Der folgende Chart zeigt eine mögliche Variante der Buy-the-dip-Strategie. Gekauft wird immer, wenn der S&P 500 unter den EMA50 (dunkelblaue Linie) rutscht oder diesen (beinahe) berührt.
In einem Bullenmarkt ist "Buy the dip!" ganz offenkundig eine gewinnbringende Strategie. Aber irgendwann, wenn die Märkte wieder einen mehrjährigen Bärenmarkt beginnen, kann sich das auch ganz schnell in sein Gegenteil verkehren.
Besonders bei der Entwicklung eigener Trading- oder Anlagestrategien sollten Anleger das Truthahn-Paradox im Hinterkopf behalten. Nur weil etwas eine gewisse Zeit lang funktioniert hat, ist das kein Garant dafür, dass das auch dauerhaft der Fall sein wird. Das bedeutet nicht, dass eine Strategie wie "Buy the dip" deshalb von vorneherein eine schlechte Strategie ist. Aber Anleger sollten sich der Tatsache bewusst sein, dass sich die Dinge (im Leben wie an den Märkten) verändern können und auch negative Entwicklungen, mit denen man nicht gerechnet hat und die nicht vorherzusehen waren, früher oder später eintreten werden.

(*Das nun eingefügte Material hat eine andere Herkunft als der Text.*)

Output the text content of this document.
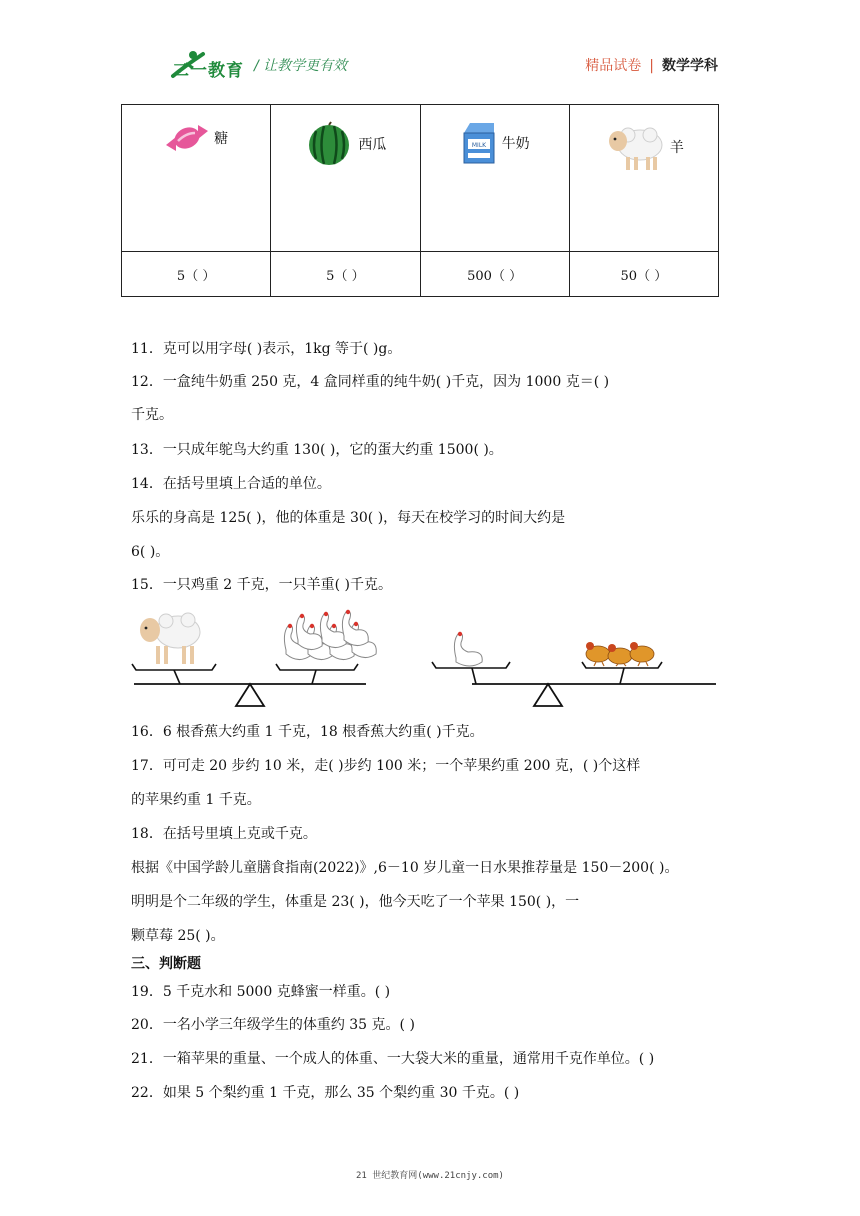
二一教育 / 让教学更有效	精品试卷 | 数学学科
糖	西瓜	MILK 牛奶	羊

5（ ）	5（ ）	500（ ）	50（ ）
11．克可以用字母( )表示，1kg 等于( )g。
12．一盒纯牛奶重 250 克，4 盒同样重的纯牛奶( )千克，因为 1000 克＝( )
千克。
13．一只成年鸵鸟大约重 130( )，它的蛋大约重 1500( )。
14．在括号里填上合适的单位。
乐乐的身高是 125( )，他的体重是 30( )，每天在校学习的时间大约是
6( )。
15．一只鸡重 2 千克，一只羊重( )千克。
16．6 根香蕉大约重 1 千克，18 根香蕉大约重( )千克。
17．可可走 20 步约 10 米，走( )步约 100 米；一个苹果约重 200 克，( )个这样
的苹果约重 1 千克。
18．在括号里填上克或千克。
根据《中国学龄儿童膳食指南(2022)》,6－10 岁儿童一日水果推荐量是 150－200( )。
明明是个二年级的学生，体重是 23( )，他今天吃了一个苹果 150( )，一
颗草莓 25( )。
三、判断题
19．5 千克水和 5000 克蜂蜜一样重。( )
20．一名小学三年级学生的体重约 35 克。( )
21．一箱苹果的重量、一个成人的体重、一大袋大米的重量，通常用千克作单位。( )
22．如果 5 个梨约重 1 千克，那么 35 个梨约重 30 千克。( )
21 世纪教育网(www.21cnjy.com)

Deshalb ist es sinnvoll, sich immer die Frage zu stellen, was passieren würde, wenn die eigene Strategie auf einmal völlig versagt. Ist dann das persönliche Risiko so hoch, dass man es nicht mehr tragen kann? Besonders beim Risiko- und Moneymanagement sollte man die Möglichkeit einer unerwarteten, stark negativen Entwicklung immer im Hinterkopf behalten und nur Risiken eingehen, mit denen man auch solche Szenarien halbwegs unbeschadet überstehen kann. Sonst läuft man Gefahr, selbst zum Truthahn zu werden.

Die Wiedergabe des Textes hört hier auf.